Se poi dobbiamo proprio procedere all’acquisto, abbiamo visto come le auto ibride plug-in e più ancora le elettriche pure rappresentano, al momento, l’unica strada percorribile per abbattere le nostre emissioni (per quel che riguarda i trasporti) velocemente, visto che l’emergenza da gas-serra pare concederci non più di 12 anni per correggere la rotta15.

Chi ha nelle corde (e nel portafogli) la possibilità, deve virare decisamente su questo tipo di automobile, in modo da permettere, nel tempo, l’abbassamento dei prezzi, a favore di tutti.

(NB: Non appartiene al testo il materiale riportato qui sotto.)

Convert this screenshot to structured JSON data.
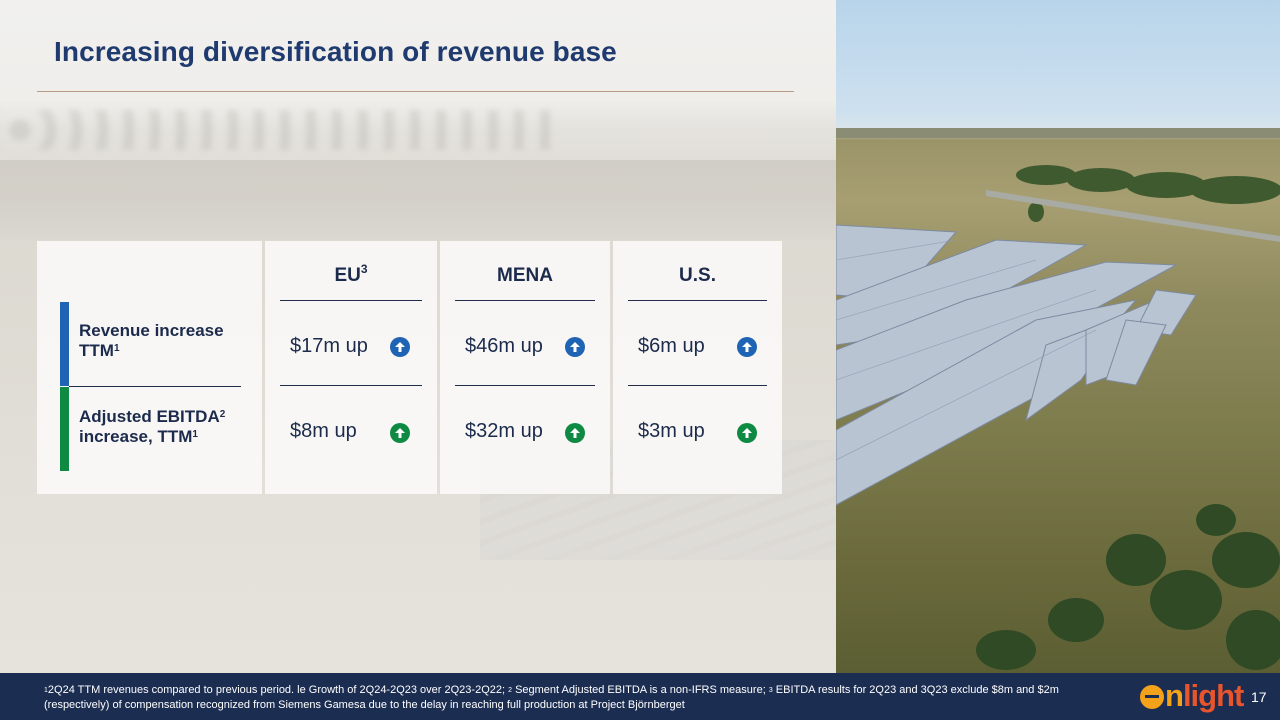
{
  "slide": {
    "title": "Increasing diversification of revenue base",
    "page_number": "17"
  },
  "table": {
    "columns": [
      {
        "label": "EU",
        "sup": "3"
      },
      {
        "label": "MENA",
        "sup": ""
      },
      {
        "label": "U.S.",
        "sup": ""
      }
    ],
    "rows": [
      {
        "label_line1": "Revenue increase",
        "label_line2": "TTM",
        "label_line2_sup": "1",
        "label_line1_sup": "",
        "values": [
          "$17m up",
          "$46m up",
          "$6m up"
        ],
        "accent_color": "#1f63b5"
      },
      {
        "label_line1": "Adjusted EBITDA",
        "label_line1_sup": "2",
        "label_line2": "increase, TTM",
        "label_line2_sup": "1",
        "values": [
          "$8m up",
          "$32m up",
          "$3m up"
        ],
        "accent_color": "#0f8a43"
      }
    ],
    "arrow_icon": "arrow-up-circle-icon"
  },
  "footer": {
    "note1_sup": "1",
    "note1": "2Q24 TTM revenues compared to previous period. le Growth of 2Q24-2Q23 over 2Q23-2Q22; ",
    "note2_sup": "2",
    "note2": " Segment Adjusted EBITDA is a non-IFRS measure; ",
    "note3_sup": "3",
    "note3": " EBITDA results for 2Q23 and 3Q23 exclude $8m and $2m (respectively) of compensation recognized from Siemens Gamesa due to the delay in reaching full production at Project Björnberget",
    "logo_text": "enlight",
    "logo_colors": {
      "orange": "#f3a21a",
      "red": "#e8542c"
    },
    "background": "#1c2d52"
  }
}
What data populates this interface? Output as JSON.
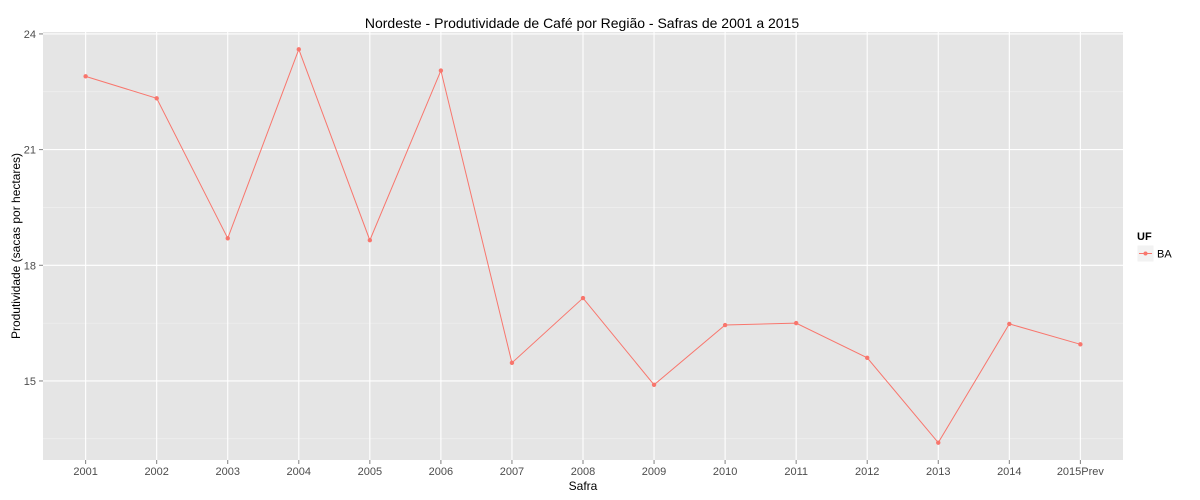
{
  "chart_data": {
    "type": "line",
    "title": "Nordeste  - Produtividade de Café por Região - Safras de 2001 a 2015",
    "xlabel": "Safra",
    "ylabel": "Produtividade (sacas por hectares)",
    "categories": [
      "2001",
      "2002",
      "2003",
      "2004",
      "2005",
      "2006",
      "2007",
      "2008",
      "2009",
      "2010",
      "2011",
      "2012",
      "2013",
      "2014",
      "2015Prev"
    ],
    "ylim": [
      12.95,
      24.05
    ],
    "yticks": [
      15,
      18,
      21,
      24
    ],
    "ytick_labels": [
      "15",
      "18",
      "21",
      "24"
    ],
    "grid": true,
    "legend": {
      "title": "UF",
      "position": "right"
    },
    "series": [
      {
        "name": "BA",
        "color": "#F8766D",
        "values": [
          22.9,
          22.33,
          18.7,
          23.6,
          18.65,
          23.05,
          15.47,
          17.15,
          14.9,
          16.45,
          16.5,
          15.6,
          13.4,
          16.48,
          15.95
        ]
      }
    ]
  }
}
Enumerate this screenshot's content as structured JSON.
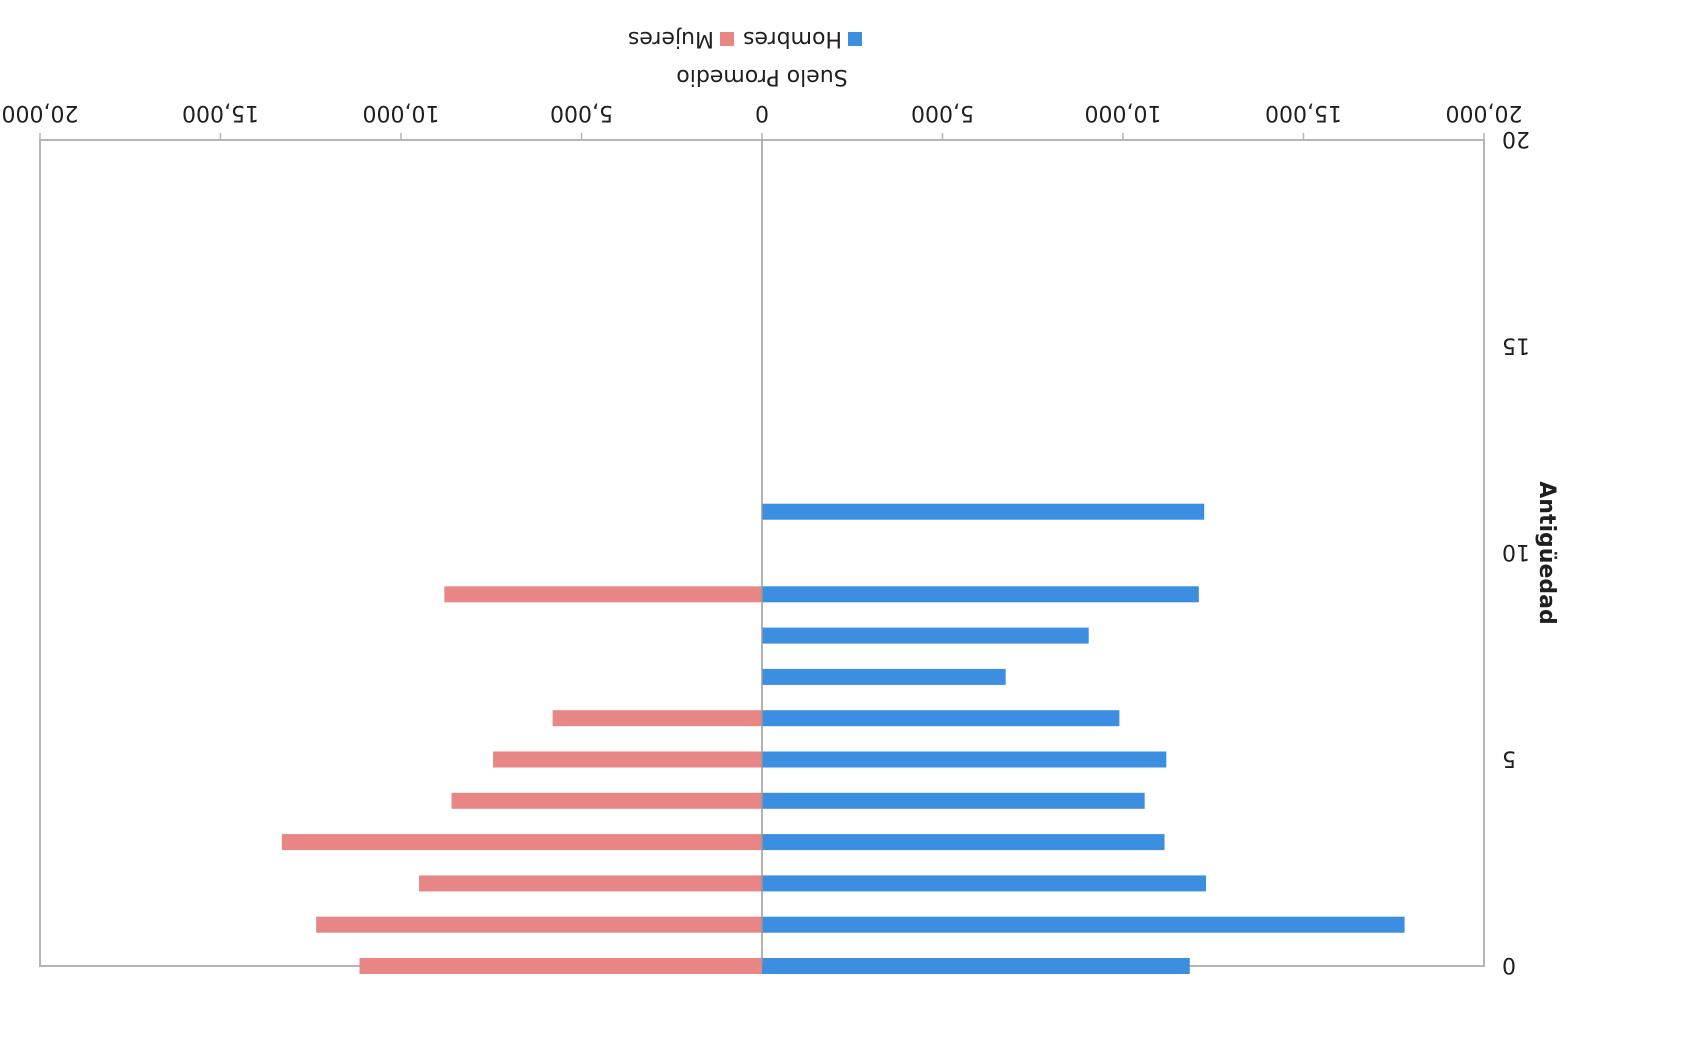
{
  "chart_data": {
    "type": "bar",
    "orientation": "horizontal-diverging",
    "rendering": "scanned page, rotated 180 degrees",
    "xlabel": "Suelo Promedio",
    "ylabel": "Antigüedad",
    "x_ticks": [
      "20,000",
      "15,000",
      "10,000",
      "5,000",
      "0",
      "5,000",
      "10,000",
      "15,000",
      "20,000"
    ],
    "y_ticks": [
      "0",
      "5",
      "10",
      "15",
      "20"
    ],
    "xlim": [
      -20000,
      20000
    ],
    "ylim": [
      0,
      20
    ],
    "legend": {
      "position": "top",
      "entries": [
        {
          "name": "Hombres",
          "color": "#3b8ee0"
        },
        {
          "name": "Mujeres",
          "color": "#e88585"
        }
      ]
    },
    "series": [
      {
        "name": "Hombres",
        "color": "#3b8ee0",
        "x": [
          0,
          1,
          2,
          3,
          4,
          5,
          6,
          7,
          8,
          9,
          11
        ],
        "values": [
          11850,
          17800,
          12300,
          11150,
          10600,
          11200,
          9900,
          6750,
          9050,
          12100,
          12250
        ]
      },
      {
        "name": "Mujeres",
        "color": "#e88585",
        "x": [
          0,
          1,
          2,
          3,
          4,
          5,
          6,
          9
        ],
        "values": [
          11150,
          12350,
          9500,
          13300,
          8600,
          7450,
          5800,
          8800
        ]
      }
    ],
    "grid": false,
    "frame_color": "#b5b5b5",
    "zero_line_color": "#999999"
  }
}
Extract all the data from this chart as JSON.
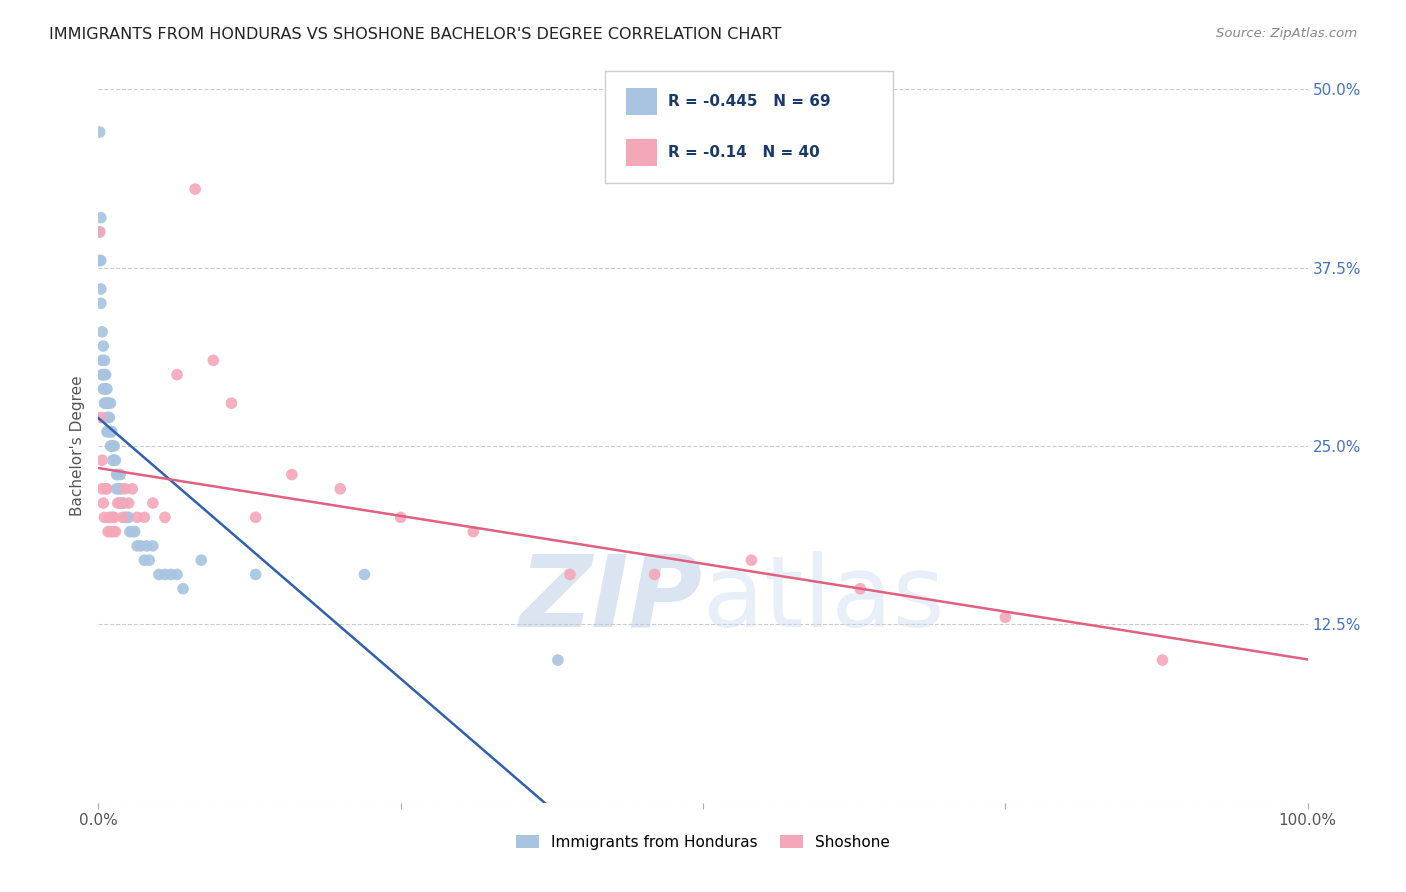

Mentre scrivo, pare siano stati finalmente approvati dal governo italiano, per la prossima legge di Bilancio, gli incentivi all’acquisto di auto elettriche ed ibride( fino a 6000€);

inoltre è bene ricordare che esistono agevolazioni relative a bollo, assicurazione, parcheggi ed ingressi nelle ZTL, la manutenzione delle BEV è meno onerosa rispetto alle macchine “fossili”, e i “pieni” sono molto più economici (meglio ancora se l’energia elettrica proviene da fonti rinnovabili), quindi il TCO (Total Cost of Ownership, Costo totale di possesso) è già comparabile con quello delle auto tradizionali.

È già presente anche un mercato dell’usato “elettrico”, dove si può risparmiare qualcosa, ma bisogna controllare chilometraggio e data di prima immatricolazione, in quanto le batterie hanno una durata garantita normalmente per otto anni, e la sostituzione del pacco batterie è operazione costosa. Alcuni modelli vengono proposti con la batteria a noleggio.

Se poi avete un pizzico di incoscienza in più, date un’occhiata qui16

Vi segnalo infine la presenza di Gruppi di Acquisto17 inerenti a queste tipologie di macchine, che permettono di ottenere qualche sconto in più, puntando sull’aggregazione e sul relativo maggiore potere contrattuale di tanti potenziali acquirenti.

Per chi non può o non vuole comprare una macchina elettrica, si può orientare sul metano, con le orecchie e gli occhi tesi allo sviluppo nella propria zona della filiera del biometano.

L’idrogeno è ,al momento, un’ipotesi del futuro.

P.S. OVVIAMENTE CI PIOMBERANNO ADDOSSO LE PIU’ DISPARATE OFFERTE DI VEICOLI “FOSSILI” , ALL’APPARENZA ANCHE CONVENIENTI, MA LA CONVENIENZA LA SI OTTIENE SCARICANDO I COSTI AMBIENTALI SULLA COLLETTIVITA’, E SE CEDIAMO AVREMO PIANTATO UN ALTRO PICCOLO CHIODO SULLA BARA DEL PIANETA, QUINDI SULLA NOSTRA.